Des rassemblements inédits sous un seul et même drapeau
Dans toutes les rues du pays, c'est le drapeau libanais qui flotte, aucun autre drapeau n'est toléré car cette fois ci le peuple est uni. Les Libanais de tout bords politiques et de toutes classes sociales sont les uns aux côtés des autres pour défendre un intérêt commun et réclamer une amélioration des conditions de vie. Crédit photo CJ
Dès l'annonce de la taxe, une centaine de personnes descendent dans les rues. Et très rapidement, le mouvement a pris une ampleur inimaginable. Bien que l'instauration de la taxe ait été écartée par le gouvernement le soir même de l'annonce, le lendemain ce sont des centaines de milliers de personnes qui ont décidé de faire entendre leur voix au cœur de la capitale, Beyrouth, mais aussi dans le reste du pays. Un mouvement décentralisé, où le peuple ne fait qu'un. C'est d'ailleurs ce qui différencie ce mouvement de tous ceux qui l'ont précédé. Beaucoup comparent 2019 à 2005 où les Libanais, après l'assassinat de Rafiq Hariri, à l'époque Premier ministre, se sont rassemblés pour dire stop à la présence syrienne au pays des Cèdres. D'autres font un parallèle entre 2015 et 2019. En 2015, la société civile s'était alors rassemblée - lors de la "crise des poubelles"- à la suite de la décision du gouvernement de fermer la plus grande décharge de Beyrouth sans pour autant avoir la capacité de collecter les ordures.

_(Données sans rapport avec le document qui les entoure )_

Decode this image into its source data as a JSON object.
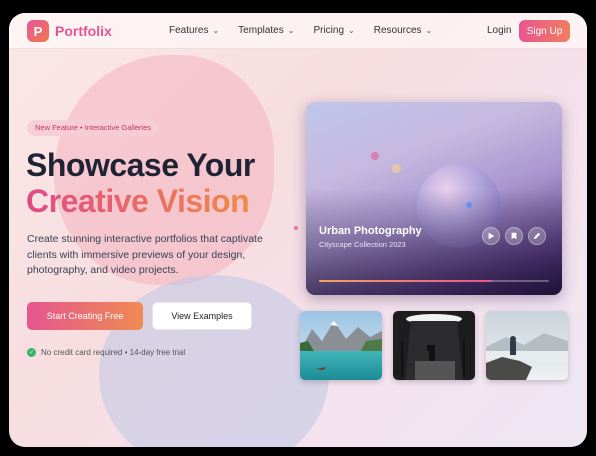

Mais en réalité, ces mouvements sont bel et bien différents notamment en termes d'unité nationale. En 2005, les Libanais étaient divisés. Parmi les manifestants, convaincus que les Syriens étaient à l'origine de l'attaque contre le Premier ministre, on trouvait principalement des sunnites, des druzes et des chrétiens. Parmi les contre-manifestants, les partisans du Hezbollah et du Amal défendaient la tutelle syrienne. Bien que de nombreuses contre manifestations pro-syriennes ait été organisées, grâce au soutien des Occidentaux, en 2005, le Liban est libéré de son voisin syrien. Quelques années, et quelques crises plus tard, en 2015, c'est uniquement à Beyrouth que le mouvement prend place. Aujourd'hui ces divisions territoriales, politiques et confessionnelles n'existent pas, ou du moins elles sont mises de côté. Chacun garde bel et bien son identité et son appartenance, chacun s'assume mais tout le monde est Libanais. Et c'est probablement ce qui fait la force des rassemblements.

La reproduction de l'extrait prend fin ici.